We propose bandit importance sampling (BIS), a powerful importance sampling framework tailored for settings in which evaluating the target density is computationally expensive. BIS facilitates accurate sampling while minimizing the required number of target-density evaluations. In contrast to adaptive importance sampling, which optimizes a proposal distribution, BIS directly optimizes the set of samples through a sequential selection process driven by multi-armed bandits. BIS serves as a general framework that accommodates user-defined bandit strategies. Theoretically, the weak convergence of the weighted samples, and thus the consistency of the Monte Carlo estimator, is established regardless of the specific strategy employed. In this paper, we present a practical strategy that leverages Gaussian process surrogates to guide sample selection, adapting the principles of Bayesian optimization for sampling. Comprehensive numerical studies demonstrate the superior performance of BIS across multimodal, heavy-tailed distributions, and real-world Bayesian inference tasks involving Markov random fields.

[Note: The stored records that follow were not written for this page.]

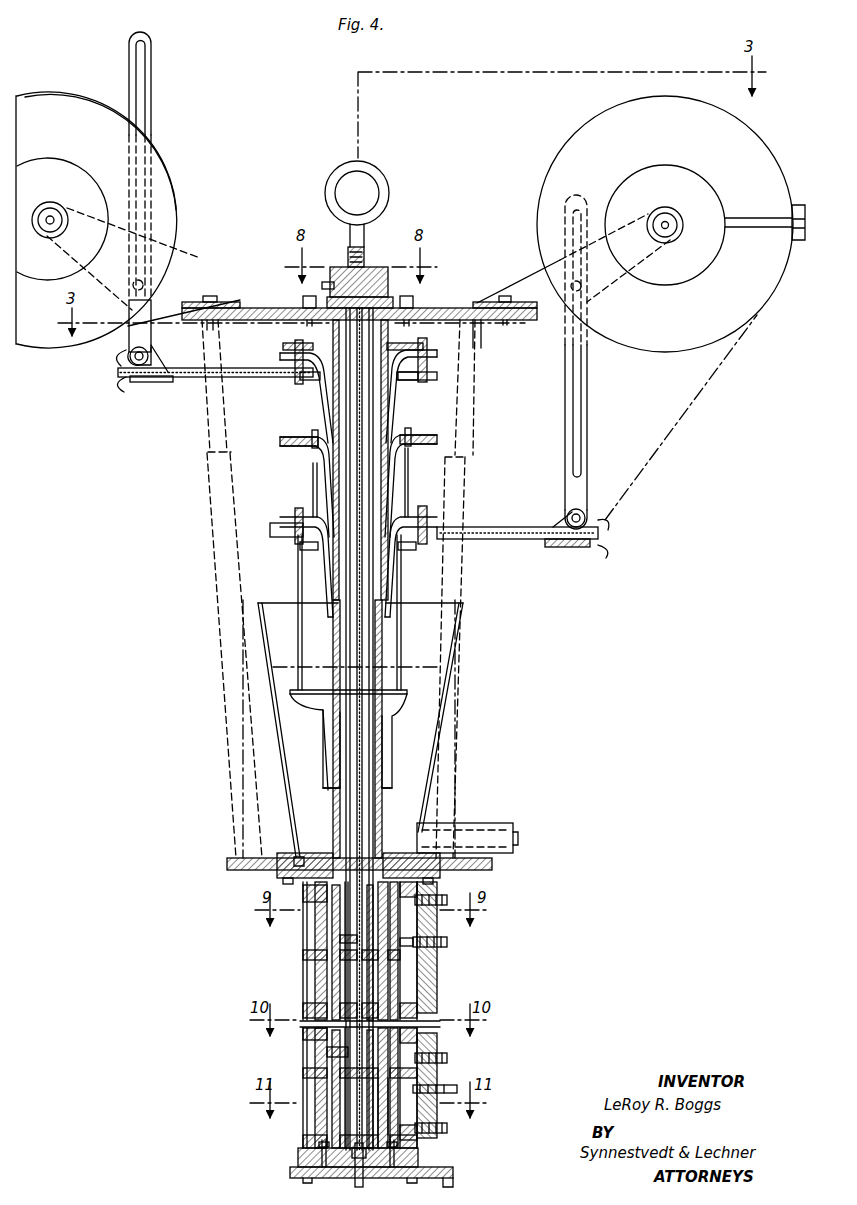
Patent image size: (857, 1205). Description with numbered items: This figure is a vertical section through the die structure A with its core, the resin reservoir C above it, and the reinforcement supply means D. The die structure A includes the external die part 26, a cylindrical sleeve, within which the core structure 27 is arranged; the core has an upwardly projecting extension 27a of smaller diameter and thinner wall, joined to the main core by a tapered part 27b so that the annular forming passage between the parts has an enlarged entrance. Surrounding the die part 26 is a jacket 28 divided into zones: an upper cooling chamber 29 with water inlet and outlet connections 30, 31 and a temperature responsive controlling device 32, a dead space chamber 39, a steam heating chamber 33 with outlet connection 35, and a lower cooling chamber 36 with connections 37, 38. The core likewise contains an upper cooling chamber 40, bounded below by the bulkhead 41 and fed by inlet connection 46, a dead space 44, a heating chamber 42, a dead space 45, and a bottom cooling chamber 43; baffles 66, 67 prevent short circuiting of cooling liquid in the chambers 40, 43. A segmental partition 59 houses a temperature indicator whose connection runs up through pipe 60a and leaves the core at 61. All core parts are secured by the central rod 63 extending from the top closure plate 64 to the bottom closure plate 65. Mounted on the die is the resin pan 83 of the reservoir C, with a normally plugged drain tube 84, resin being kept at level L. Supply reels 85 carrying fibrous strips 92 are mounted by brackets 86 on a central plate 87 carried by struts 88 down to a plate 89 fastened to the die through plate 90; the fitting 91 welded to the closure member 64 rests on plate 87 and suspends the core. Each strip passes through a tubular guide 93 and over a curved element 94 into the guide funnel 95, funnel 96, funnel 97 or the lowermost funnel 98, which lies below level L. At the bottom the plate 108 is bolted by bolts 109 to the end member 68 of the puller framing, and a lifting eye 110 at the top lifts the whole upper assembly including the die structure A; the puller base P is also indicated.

The supply reel 85 is at (84, 68).
The supply means D is at (172, 180).
The bracket 86 is at (238, 300).
The fibrous strip 92 is at (128, 332).
The lifting eye 110 is at (389, 191).
The temperature indicator connection outlet 61 is at (366, 264).
The top closure plate 64 is at (392, 288).
The inlet connection 46 is at (322, 285).
The fitting 91 is at (418, 306).
The central plate 87 is at (484, 326).
The upwardly projecting extension 27a is at (335, 488).
The tapered part 27b is at (335, 838).
The upper cooling chamber 40 is at (372, 652).
The central rod 63 is at (356, 632).
The guide funnel 95 is at (394, 412).
The funnel 96 is at (335, 460).
The funnel 97 is at (322, 578).
The curved element 94 is at (318, 346).
The tubular guide 93 is at (282, 349).
The strut 88 is at (208, 434).
The resin pan 83 is at (446, 698).
The resin reservoir C is at (445, 748).
The resin level L is at (274, 667).
The lowermost funnel 98 is at (323, 735).
The baffle 66 is at (346, 800).
The pipe 60a is at (373, 812).
The drain tube 84 is at (498, 828).
The plate 89 is at (228, 866).
The plate 90 is at (290, 878).
The die structure A is at (300, 958).
The inlet connection 30 is at (445, 896).
The upper cooling chamber 29 is at (408, 922).
The temperature responsive controlling device 32 is at (449, 942).
The outlet connection 31 is at (446, 946).
The dead space chamber 39 is at (408, 990).
The bulkhead 41 is at (343, 936).
The external die part 26 is at (318, 970).
The core structure 27 is at (336, 980).
The dead space 44 is at (343, 994).
The segmental partition 59 is at (395, 1024).
The jacket 28 is at (300, 1046).
The heating chamber 42 is at (335, 1045).
The dead space 45 is at (340, 1062).
The heating chamber 33 is at (410, 1044).
The outlet connection 35 is at (449, 1058).
The outlet connection 38 is at (450, 1087).
The lower cooling chamber 36 is at (408, 1108).
The inlet connection 37 is at (448, 1128).
The baffle 67 is at (345, 1093).
The bottom cooling chamber 43 is at (345, 1113).
The plate 108 is at (300, 1158).
The bolt 109 is at (425, 1155).
The end member 68 is at (454, 1170).
The bottom closure plate 65 is at (366, 1169).
The platform P is at (300, 1176).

翻译：我们提出了一种赌博机重要性采样（BIS）框架，该框架专为目标密度函数评估计算成本高昂的场景而设计。BIS 能够在最小化目标密度函数评估次数的前提下，实现精确采样。与通过优化建议分布来工作的自适应重要性采样不同，BIS 通过一个由多臂赌博机驱动的序贯选择过程，直接优化样本集合。BIS 作为一个通用框架，能够容纳用户自定义的赌博机策略。理论上，无论采用何种具体策略，加权样本的弱收敛性以及蒙特卡洛估计量的一致性均能得到保证。在本文中，我们提出了一种实用策略，该策略利用高斯过程代理模型来指导样本选择，将贝叶斯优化的原理应用于采样任务。全面的数值研究表明，BIS 在处理多峰分布、重尾分布以及涉及马尔可夫随机场的实际贝叶斯推断任务中均表现出卓越的性能。